Real Italian Food is Healthier Italian Food

Written By: Christina Newberry

Reviewed By: Gloria Tsang, RD

Title: Registered Dietitian

Last Updated on:

Italian food is comfort food for most North Americans. We love to get our hands on big, thick slices of pizza oozing with cheese, and slurp up huge plates of noodles bathing in creamy sauce. But did you know that most of the carb- and fat-heavy creations that we think of as Italian food would never be found in Italy? You can enjoy much healthier versions of Italian food by eating like Italians do.

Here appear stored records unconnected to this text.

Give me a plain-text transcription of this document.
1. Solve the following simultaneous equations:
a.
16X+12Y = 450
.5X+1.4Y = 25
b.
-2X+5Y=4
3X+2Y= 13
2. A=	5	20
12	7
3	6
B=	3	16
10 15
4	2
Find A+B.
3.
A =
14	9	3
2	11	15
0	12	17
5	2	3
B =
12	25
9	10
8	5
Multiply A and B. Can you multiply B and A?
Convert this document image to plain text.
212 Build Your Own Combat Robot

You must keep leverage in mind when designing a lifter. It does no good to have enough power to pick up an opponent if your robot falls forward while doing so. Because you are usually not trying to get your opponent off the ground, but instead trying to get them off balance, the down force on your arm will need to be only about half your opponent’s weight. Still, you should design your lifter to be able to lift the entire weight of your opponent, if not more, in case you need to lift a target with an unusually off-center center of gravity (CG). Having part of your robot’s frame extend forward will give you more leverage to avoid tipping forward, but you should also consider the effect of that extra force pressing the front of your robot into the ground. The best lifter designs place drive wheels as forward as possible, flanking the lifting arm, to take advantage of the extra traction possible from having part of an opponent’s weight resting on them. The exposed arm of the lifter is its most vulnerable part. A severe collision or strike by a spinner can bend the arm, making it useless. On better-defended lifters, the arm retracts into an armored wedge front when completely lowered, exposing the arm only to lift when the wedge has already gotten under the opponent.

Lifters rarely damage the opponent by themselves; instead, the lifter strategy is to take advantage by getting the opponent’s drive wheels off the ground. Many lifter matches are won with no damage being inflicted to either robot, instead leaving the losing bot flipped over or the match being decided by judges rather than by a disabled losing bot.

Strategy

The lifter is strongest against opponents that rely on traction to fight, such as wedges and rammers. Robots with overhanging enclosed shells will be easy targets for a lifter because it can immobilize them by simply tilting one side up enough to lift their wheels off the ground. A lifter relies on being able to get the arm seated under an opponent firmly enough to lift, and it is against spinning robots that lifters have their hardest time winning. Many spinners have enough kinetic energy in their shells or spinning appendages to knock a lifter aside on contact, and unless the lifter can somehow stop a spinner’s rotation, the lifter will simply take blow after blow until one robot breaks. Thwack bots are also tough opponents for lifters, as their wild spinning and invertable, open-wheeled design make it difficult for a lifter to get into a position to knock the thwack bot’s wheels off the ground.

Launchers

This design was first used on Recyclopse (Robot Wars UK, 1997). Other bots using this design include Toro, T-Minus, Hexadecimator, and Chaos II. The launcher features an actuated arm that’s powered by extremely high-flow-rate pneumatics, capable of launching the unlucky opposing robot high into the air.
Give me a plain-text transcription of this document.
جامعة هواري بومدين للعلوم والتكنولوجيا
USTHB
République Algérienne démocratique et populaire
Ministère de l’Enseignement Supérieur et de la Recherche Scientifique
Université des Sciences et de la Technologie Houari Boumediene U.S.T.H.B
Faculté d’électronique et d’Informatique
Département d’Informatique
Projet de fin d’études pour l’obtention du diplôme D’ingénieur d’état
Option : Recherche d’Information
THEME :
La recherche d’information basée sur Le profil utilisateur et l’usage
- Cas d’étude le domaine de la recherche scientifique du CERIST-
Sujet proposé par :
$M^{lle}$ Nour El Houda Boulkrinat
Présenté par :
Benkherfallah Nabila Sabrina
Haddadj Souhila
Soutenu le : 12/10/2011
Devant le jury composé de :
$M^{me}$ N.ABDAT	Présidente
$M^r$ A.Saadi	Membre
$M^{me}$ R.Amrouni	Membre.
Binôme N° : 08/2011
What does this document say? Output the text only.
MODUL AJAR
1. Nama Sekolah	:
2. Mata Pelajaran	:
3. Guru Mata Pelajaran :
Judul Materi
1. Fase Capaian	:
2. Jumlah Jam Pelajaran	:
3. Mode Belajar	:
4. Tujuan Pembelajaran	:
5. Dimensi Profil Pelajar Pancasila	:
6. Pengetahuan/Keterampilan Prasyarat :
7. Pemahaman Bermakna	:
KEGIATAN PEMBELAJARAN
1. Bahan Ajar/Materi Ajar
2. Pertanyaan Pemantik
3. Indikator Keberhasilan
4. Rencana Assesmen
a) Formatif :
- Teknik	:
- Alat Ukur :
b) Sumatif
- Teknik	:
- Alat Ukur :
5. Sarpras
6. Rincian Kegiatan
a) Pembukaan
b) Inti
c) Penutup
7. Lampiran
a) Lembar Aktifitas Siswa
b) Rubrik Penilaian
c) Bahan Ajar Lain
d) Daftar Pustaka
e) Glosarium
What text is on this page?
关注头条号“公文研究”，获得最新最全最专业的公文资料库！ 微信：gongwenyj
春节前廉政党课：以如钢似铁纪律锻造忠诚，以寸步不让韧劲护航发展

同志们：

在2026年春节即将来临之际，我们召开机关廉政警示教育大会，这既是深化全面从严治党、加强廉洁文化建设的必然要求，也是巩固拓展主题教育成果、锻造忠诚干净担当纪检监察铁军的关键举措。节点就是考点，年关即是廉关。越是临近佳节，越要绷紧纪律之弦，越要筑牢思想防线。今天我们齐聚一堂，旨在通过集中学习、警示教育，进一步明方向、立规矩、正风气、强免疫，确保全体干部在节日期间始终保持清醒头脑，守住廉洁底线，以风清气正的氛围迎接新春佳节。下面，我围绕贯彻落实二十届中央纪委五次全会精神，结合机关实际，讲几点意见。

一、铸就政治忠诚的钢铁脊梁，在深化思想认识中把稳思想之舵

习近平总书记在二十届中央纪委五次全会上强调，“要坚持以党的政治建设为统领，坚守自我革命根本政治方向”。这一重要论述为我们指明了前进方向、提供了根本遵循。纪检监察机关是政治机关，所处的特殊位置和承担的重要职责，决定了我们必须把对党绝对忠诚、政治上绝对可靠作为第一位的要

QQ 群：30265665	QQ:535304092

Top 4 Italian Foods Done Italian Style

  • Pizza: Real Italian pizza is made with a crust so thin you can’t pick it up without folding it in half – and certainly no stuffed crust options are available! The classic Italian pizza has just three toppings: Tomato sauce, good mozzarella cheese, and fresh basil. Many other varieties are available, but the common thread is a few quality ingredients. You might find quality Italian ham on a pizza, but it won’t be accompanied by four other kinds of meat!
  • Pasta: Sauces are full of flavor, which comes from fresh olive oil and quality, flavorful ingredients like saffron, basil, garlic, porcini mushrooms, local meats and fish, and so on – so they don’t need to be used in huge quantities. The American version of Fettuccine Alfredo, packed with cream, is not found in Italy. The Italian version is “Pasta al burro” (pasta with butter), and it’s simply fresh noodles tossed with a bit of butter and fresh Parmesan cheese.
  • Salad: Think Caesar salad is a typical Italian dish? Think again – it’s an American invention. Italian salads usually feature lettuce or other greens with fresh tomatoes, often with fresh cheese and basil. Olive oil and balsamic vinegar are brought to the table along with salt and pepper to dress the salad, and that’s all. No creamy dressings to be found!
  • Bread: In Italy, the purpose of bread with a meal is to soak up any delicious sauces left on your plate. It’s certainly not served as a side dish, like the oil-and-butter-soaked garlic bread we’re used to, or the chewy “bread sticks” accompanied with creamy sauce served up at pizza joints. In Italy, in fact, bread is not served with any butter at all, or even the olive oil and balsamic vinegar often used for dipping bread in Italian restaurants in America. Oil and vinegar are only brought to the table for salads!

The Bottom Line

Italian food American style is big on fat, carbs, and calories. Why not try incorporating these real Italian cooking traditions into the way you enjoy Italian food: Focus on good, fresh ingredients, use just a few at a time, and never bury anything in sauce. Every ingredient should be delicious, so no gooey toppings and sauces are needed to make these items taste good!